There has been much excitement and comment amongst the UK patent profession following the Supreme Court’s decision in Actavis v Eli Lilly [2017] UKSC 48 (see previous comment here) on patent claim construction. However, the Court in that case did not clarify how “normal” principles of claim interpretation are now to be applied, and whether the validity of a patent is tested against ‘normally’ interpreted claims or the full scope of protection under the doctrine of equivalents. A recent case before the Court of Appeal Court on claim construction, Saab Seaeye v Atlas Electronik [2017] EWCA Civ 2175, does not provide immediate clarity as to what will be the correct test for validity, but suggests that the Court is likely to rely on pre-Actavis authorities when applying “normal” principles of claim construction.

The two patents in suit belonging to the respondent Atlas are in the field of underwater mine clearance. At first instance, the judge (who decided before the Supreme Court’s decision in Actavis v Eli Lilly) had held that all the relevant claims of the first patent were valid and infringed by one of Saab’s devices, and that although two claims of the second patent were invalid, the remaining claims of relevance were also valid and infringed. The validity decisions were appealed to the Court of Appeal (which sat in a numerically unusual judicial panel of two, Floyd and Kitchin LJJ).

Notwithstanding the recent decision of the Supreme Court in Actavis v Eli Lilly, there was no dispute between the parties about the correct principles to apply to construction of patent claims, being that set out in the Court of Appeal’s pre-Actavis judgment in Virgin Atlantic v Premium Aircraft (which had been accepted by the judge at first instance).

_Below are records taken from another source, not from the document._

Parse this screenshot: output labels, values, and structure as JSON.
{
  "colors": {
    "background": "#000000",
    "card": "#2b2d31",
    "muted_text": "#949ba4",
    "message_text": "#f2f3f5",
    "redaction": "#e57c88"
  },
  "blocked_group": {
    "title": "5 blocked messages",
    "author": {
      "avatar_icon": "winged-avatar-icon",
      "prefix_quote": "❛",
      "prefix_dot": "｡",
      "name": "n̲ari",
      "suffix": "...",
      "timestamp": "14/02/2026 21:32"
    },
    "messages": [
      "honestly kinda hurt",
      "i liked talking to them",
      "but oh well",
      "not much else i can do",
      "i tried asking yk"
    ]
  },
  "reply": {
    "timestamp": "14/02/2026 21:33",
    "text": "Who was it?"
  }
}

These are worth setting out again here, notwithstanding that they are well known to English patent litigators:

“(i) The first overarching principle is that contained in Article 69 of the European Patent Convention.

(ii) Article 69 says that the extent of protection is determined by the claims. It goes on to say that the description and drawings shall be used to interpret the claims. In short the claims are to be construed in context.

(iii) It follows that the claims are to be construed purposively – the inventor’s purpose being ascertained from the description and drawings.

(iv) It further follows that the claims must not be construed as if they stood alone – the drawings and description only being used to resolve any ambiguity. Purpose is vital to the construction of claims.

(v) When ascertaining the inventor’s purpose, it must be remembered that he may have several purposes depending on the level of generality of his invention. Typically, for instance, an inventor may have one, generally more than one, specific embodiment as well as a generalised concept. But there is no presumption that the patentee necessarily intended the widest possible meaning consistent with his purpose be given to the words that he used: purpose and meaning are different.

(vi) Thus purpose is not the be-all and end-all. One is still at the end of the day concerned with the meaning of the language used. Hence the other extreme of the Protocol – a mere guideline – is also ruled out by Article 69 itself. It is the terms of the claims which delineate the patentee’s territory.

(vii) It follows that if the patentee has included what is obviously a deliberate limitation in his claims, it must have a meaning. One cannot disregard obviously intentional elements.

(viii) It also follows that where a patentee has used a word or phrase which, acontextually, might have a particular meaning (narrow or wide) it does not necessarily have that meaning in context.

(ix) It further follows that there is no general ‘doctrine of equivalents’.

(x) On the other hand purposive construction can lead to the conclusion that a technically trivial or minor difference between an element of a claim and the corresponding element of the alleged infringement nonetheless falls within the meaning of the element when read purposively. This is not because there is a doctrine of equivalents: it is because that is the fair way to read the claim in context.

(xi) Finally purposive construction leads one to eschew the kind of meticulous verbal analysis which lawyers are too often tempted by their training to indulge.”

The Court of Appeal noted that sub-paragraph (ix) above had to be read in the light of the Supreme Court’s judgment in Actavis v Eli Lilly, i.e. that there is in fact a doctrine of equivalents. However, as Saab did not rely on any doctrine of equivalents when arguing for an expansive scope of claim in the context of validity, Floyd LJ limited himself to noting that the issue of determining the full scope of a patent claim for the purposes of considering validity would have to wait until a case where the Court of Appeal was asked to decide the question. Although the Court of Appeal did not expressly endorse the Virgin principles, the fact that the Court did not expound any alternative test suggests that the Courts will continue to apply them.

Floyd LJ also made some observations on the use of dictionaries in claim construction. The judge at first instance had informed his judgment by reference to dictionary definitions. However, Floyd LJ warned that dictionary definitions are acontextual, and the dictionaries’ authors are unlikely to have had the patentee’s specific purpose in mind. In this particular case, the Court of Appeal was of the view that the person skilled in the art would understand that the “trigger mechanism” in the claim was not limited to purely mechanical arrangements. Under this wider construction, the claims of the first patent were invalid. For completeness, the Court of Appeal also overruled the first instance judge on construction of the second patent in suit, although this had no bearing on the claims previously held to be invalid for obviousness.